Conservative? Has Labour opposed any of it?


I believe here it is used as an adjective, not the name of a political party.


I think it's used as a reference to the UK incarnation of a political philosophy [1], which by no means has a monopoly on promoting the serveillance state.

https://en.wikipedia.org/wiki/Conservatism


Labour are not “The Conservative Party” but they are definitely (at the moment) pretty solidly a conservative party.


The surveillance state isn't an exclusively conservative idea though. It has a long and storied tradition on the Left as well.


I believe you're conflating "big-C" Conservative with "little-c" conservative.

The Conservatives (aka Tories) are conservatives. The Labour party are also conservatives as much of the voting public in the uk is small-c conservative and also authoritarian.


> The UK public are extremely conservative, and extremely misinformed by conservative news sources.

While conservative news sources historically act in bad faith here, non-conservative news sources lose all reasoning ability, when it comes to Gov surveillance. They rarely hold Gov accountable unless they have little choice.

The latter probably happens because the public endlessly gives news orgs a pass about it.


Most of the populations around the world were in favor of locking people down because the governments, media and tech companies told them to. They were ok with debate being censored because "It was too important and risky".

Same thing happened in many countries with terrorism and loss of rights/super authoritarian/inconstitucional powers for govs, and it was fine... Because the risk is too great and "are you a <insert label here, such as terrorist sympathdizer, grandma killer, etc>

Let's not pretend the UK is particularly bad. Many countries are pushing the same old "destroy encryption" because I need to "tap the bad guys" and people are always fine when given the flimsiest of excuses/narrative.

Yes, HN "tech crowd" too.


The idea of isolating people who have communicative diseases and limiting crowds goes back centuries

https://www.institutmontaigne.org/en/expressions/past-virus-...

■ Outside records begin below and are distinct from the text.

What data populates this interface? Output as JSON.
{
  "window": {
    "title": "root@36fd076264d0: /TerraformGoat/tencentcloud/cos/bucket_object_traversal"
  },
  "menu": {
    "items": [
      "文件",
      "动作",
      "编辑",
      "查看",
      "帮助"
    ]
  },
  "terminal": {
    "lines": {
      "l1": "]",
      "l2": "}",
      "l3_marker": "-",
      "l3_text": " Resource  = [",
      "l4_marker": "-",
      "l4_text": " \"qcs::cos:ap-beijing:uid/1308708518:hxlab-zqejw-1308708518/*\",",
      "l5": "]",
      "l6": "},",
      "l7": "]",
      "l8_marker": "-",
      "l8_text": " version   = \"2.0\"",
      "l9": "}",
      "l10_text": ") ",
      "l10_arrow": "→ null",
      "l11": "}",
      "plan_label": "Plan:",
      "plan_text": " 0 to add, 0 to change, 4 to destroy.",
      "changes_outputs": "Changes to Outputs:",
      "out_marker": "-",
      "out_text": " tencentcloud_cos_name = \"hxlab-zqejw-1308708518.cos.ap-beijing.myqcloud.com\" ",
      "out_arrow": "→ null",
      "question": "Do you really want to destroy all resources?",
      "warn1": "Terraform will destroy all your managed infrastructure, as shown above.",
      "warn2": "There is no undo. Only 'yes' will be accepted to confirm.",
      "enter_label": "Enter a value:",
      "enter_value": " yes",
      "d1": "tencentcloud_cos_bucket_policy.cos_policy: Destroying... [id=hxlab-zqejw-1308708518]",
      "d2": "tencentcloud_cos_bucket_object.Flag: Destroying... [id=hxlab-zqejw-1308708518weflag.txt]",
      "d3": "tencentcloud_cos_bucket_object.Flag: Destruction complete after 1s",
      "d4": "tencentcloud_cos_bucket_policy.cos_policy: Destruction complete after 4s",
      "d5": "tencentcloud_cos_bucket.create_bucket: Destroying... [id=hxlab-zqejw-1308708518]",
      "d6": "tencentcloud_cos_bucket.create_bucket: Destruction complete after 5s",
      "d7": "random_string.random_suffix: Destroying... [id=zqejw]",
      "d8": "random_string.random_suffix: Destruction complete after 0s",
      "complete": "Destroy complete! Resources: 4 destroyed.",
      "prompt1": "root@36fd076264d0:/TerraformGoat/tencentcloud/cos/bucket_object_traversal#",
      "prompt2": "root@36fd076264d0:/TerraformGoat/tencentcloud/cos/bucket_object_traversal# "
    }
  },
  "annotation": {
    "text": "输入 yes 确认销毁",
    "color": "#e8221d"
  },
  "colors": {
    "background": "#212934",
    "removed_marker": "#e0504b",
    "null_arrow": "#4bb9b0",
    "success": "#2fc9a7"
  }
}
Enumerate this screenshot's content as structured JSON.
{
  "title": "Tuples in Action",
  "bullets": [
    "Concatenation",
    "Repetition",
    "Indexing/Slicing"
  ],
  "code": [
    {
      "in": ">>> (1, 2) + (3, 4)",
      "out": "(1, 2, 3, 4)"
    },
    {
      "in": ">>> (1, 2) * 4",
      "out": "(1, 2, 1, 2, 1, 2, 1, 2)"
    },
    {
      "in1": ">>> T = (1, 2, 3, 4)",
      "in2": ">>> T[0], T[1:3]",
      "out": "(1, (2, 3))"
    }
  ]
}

That's such a poor response to everything i said but it's par for the course.

A telling thing is that you said people who have diseases and here it was prevent movement from everyone. Prevent the movement of the non sick. Remove human rights and civil rights. Implement inconsistent security theater and censor debate, and a long etc you don't care for because you just answered in the laziest of ways.


Your statement blaming the “media”.

> Most of the populations around the world were in favor of locking people down

These were common sense measures known by people in the 500s

From the article about what happened centuries ago:

> He imposed isolation for both travelers and food coming to Constantinople from North Africa, hit by the terrible plague outbreak (541-542 A.D).

> Freedom of movement was only granted to those who obtained "a sanitary certification" from the authorities. In Venice, foreigners and passengers coming on ships needed to show a "certificate", to prove that they came from contagion-free places. In times of plague or cholera those who entered the cities were obliged to present a "health certificate" ("Patente di sanità")

But the same people were arguing right here on HN about studies showing that preschoolers in day care spread Covid even though every parent knows that preschoolers in day care have always been walking Petri dishes that spread diseases like a hooker on a crack.

Heck, since many of the people who were complaining about masks are self proclaimed “Christians”, even the Bible had “mask mandates”

https://web.mit.edu/jywang/www/cef/Bible/NIV/NIV_Bible/LEV+1....

>The person with such an infectious disease must wear torn clothes, let his hair be unkempt, [4] cover the lower part of his face and cry out, `Unclean! Unclean!' As long as he has the infection he remains unclean. He must live alone; he must live outside the camp.